Date: Thu, 13 Apr 2006 08:09:39 -0400
From: "Victoria N. Alexander" 
Subject: SUB 06 "Intelligent Design"? : A Poetics Approach to
Understanding Creative Evolution

Where does the Intelligence in "Intelligent Design" come from? A  
Poetics Approach to Understanding Creative Evolution

As one who has worked with non-Darwinian theories of evolution  
(www.dactyl.org/directors/vna/papers/NeutralEvolution.doc), I find  
myself. unhappily, in the middle of the debate between Creationist  
(a.k.a. Intelligent Design advocates) and the equally hardheaded  
Neo-Darwinists, e.g. Dawkins, and his literary avatars Carroll and  
Boyd. What may seem, to some, like another profitless clash between  
superstition and science, seems, to me, to raise a valid question, What 

are the mechanics behind intelligent-like behavior, in animate as well  
as inanimate systems, that cannot be explained in terms of functional  
adaptations? The answer, I've argued  
(www.dactyl.org/directors/vna/papers/ECO.pdf), can be found in  
poetic/semiotic approaches to the problem of teleological nature. (Also 

see Wendy Wheeler's panel proposal on Biosemiotics.)  I will use  
Nabokov's poetics and his approach to evolution (as discussed by  
Stephen Blackwell in his presentation) as a springboard for discussion. 
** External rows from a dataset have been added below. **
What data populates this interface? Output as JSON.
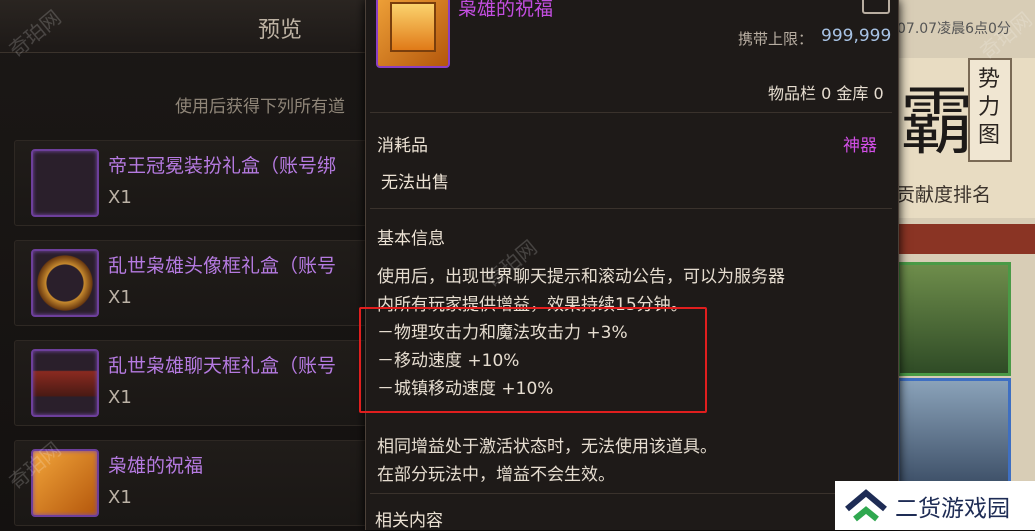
{
  "left_panel": {
    "title": "预览",
    "subtitle": "使用后获得下列所有道",
    "rewards": [
      {
        "name": "帝王冠冕装扮礼盒（账号绑",
        "qty": "X1"
      },
      {
        "name": "乱世枭雄头像框礼盒（账号",
        "qty": "X1"
      },
      {
        "name": "乱世枭雄聊天框礼盒（账号",
        "qty": "X1"
      },
      {
        "name": "枭雄的祝福",
        "qty": "X1"
      }
    ]
  },
  "background_right": {
    "top_text": "07.07凌晨6点0分",
    "banner_big": "霸",
    "banner_vertical": "势力图",
    "rank_label": "贡献度排名"
  },
  "tooltip": {
    "item_name": "枭雄的祝福",
    "carry_limit_label": "携带上限：",
    "carry_limit_value": "999,999",
    "storage": "物品栏 0 金库 0",
    "category": "消耗品",
    "rarity": "神器",
    "sell_status": "无法出售",
    "basic_info_header": "基本信息",
    "description_lines": [
      "使用后，出现世界聊天提示和滚动公告，可以为服务器",
      "内所有玩家提供增益，效果持续15分钟。"
    ],
    "buff_lines": [
      "－物理攻击力和魔法攻击力 +3%",
      "－移动速度 +10%",
      "－城镇移动速度 +10%"
    ],
    "note_lines": [
      "相同增益处于激活状态时，无法使用该道具。",
      "在部分玩法中，增益不会生效。"
    ],
    "related_header": "相关内容"
  },
  "watermarks": [
    "奇珀网",
    "奇珀网",
    "奇珀网",
    "奇珀网"
  ],
  "logo": {
    "text": "二货游戏园"
  },
  "colors": {
    "rarity_purple": "#c34ee0",
    "highlight_red": "#e01e1e",
    "limit_blue": "#a8c3e5"
  }
}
The interaction between art and science should not, I argue, result in  
one discipline subsuming the other. Carroll and Boyd perceive their  
work as a retaliation against the terrorism of deconstruction and  
post-structuralism, whose practitioners believe they have eliminated  
Evolutionary Psychology's ground for argument. Instead, I believe that  
false dichotomies need to be reexamined.  (Note: the above links will  
expire on 4/20.)

KEYWORDS: Nabokov, Intelligent Design, Non-Darwinian, Semiotics,  
Evolutionary Psychology


Victoria N. Alexander, Ph.D.
Dactyl Foundation for the Arts & Humanities
64 Grand Street
New York, NY 10013
212 219 2344
www.dactyl.org 

Support the arts! Copy and paste the link below to donate to Dactyl  
Foundation using PayPal.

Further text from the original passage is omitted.